Re: XML Schema 1.1 xpath 2.0 regex question

Hi all,

I've another question on the same topic, as follows.

I've following XML instance document,

<?xml version="1.0"?>
<X>
<a>hello world</a>
</X>

And the following XML Schema 1.1 document,

<?xml version="1.0"?>
<xs:schema xmlns:xs="http://www.w3.org/2001/XMLSchema">

<xs:element name="X">
<xs:complexType>
<xs:sequence>
<xs:element name="a" type="xs:string"/>
</xs:sequence>
<xs:assert test="matches(a, 'hello[ ]+world')"/>
<xs:assert test="matches(a, 'hello\x{0020}+world')"/>
</xs:complexType>
</xs:element>

</xs:schema>

(the XSD validation requirement is, XML instance string value of element "a" must be word 'hello' followed by one or more space characters and then the word 'world')

The intent of both xs:assert's is same (it's just that, the second xs:assert refers the space character by a unicode code point hex notation as per java's regex convention. the first xs:assert specifies the space character as a literal).

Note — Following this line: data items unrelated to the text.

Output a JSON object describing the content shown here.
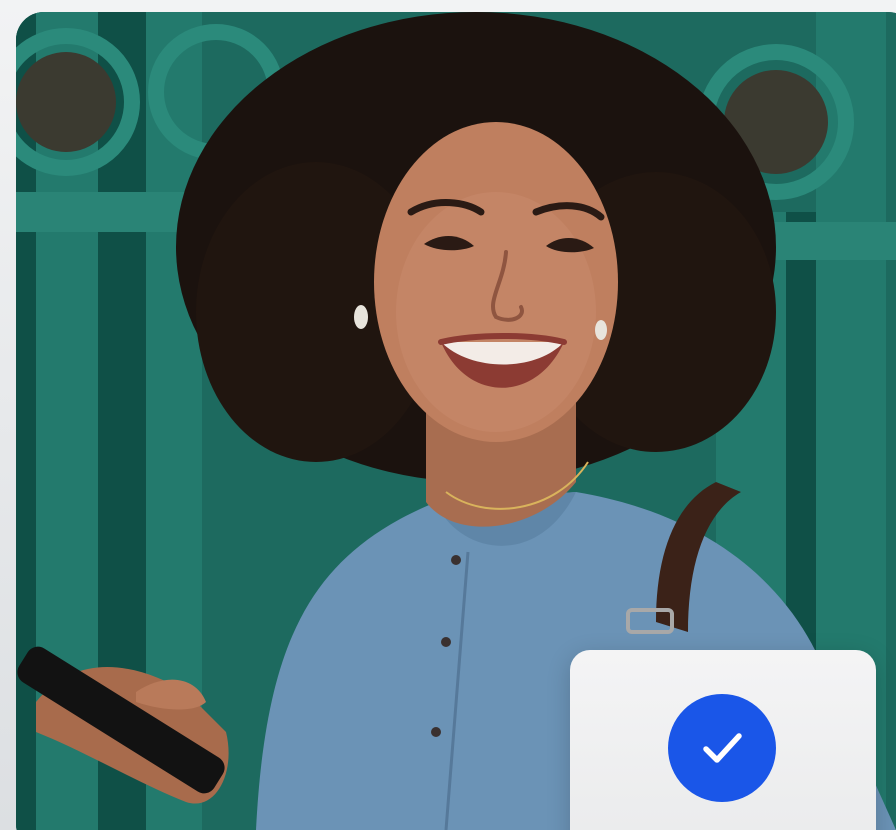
{
  "photo": {
    "description_icon": "portrait-photo",
    "palette": {
      "gate_teal": "#1f6b60",
      "gate_dark": "#0e4d44",
      "skin": "#b9795a",
      "hair": "#1c130f",
      "sweater": "#6d93b4",
      "strap": "#3a2218",
      "phone": "#111111"
    }
  },
  "verification_badge": {
    "icon": "checkmark-icon",
    "accent_color": "#1a56e8",
    "card_color": "#efeff0"
  }
}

Apache Xerces, doesn't have problems with both the xs:asserts and reports the XML instance document as valid. Where as, Saxon says that second xs:assert has a regex syntax error (it says, "Syntax error at char 7 in regular expression: Escape character 'x' not allowed").

With respect to the XSD validation example provided above, any thoughts, with respect to XML validation correctness, and what the relevant specs say about compliance?

Is it also fine, that Xerces can say as implementation defined feature, "we support specifying characters within XSD 1.1 regex expressions with unicode code point hex notation (\x{...}) ?

I'm also curious to know, does Saxon supports specifying characters within XSD 1.1 regex expressions with unicode code point notation?

Regards,

Mukul Gandhi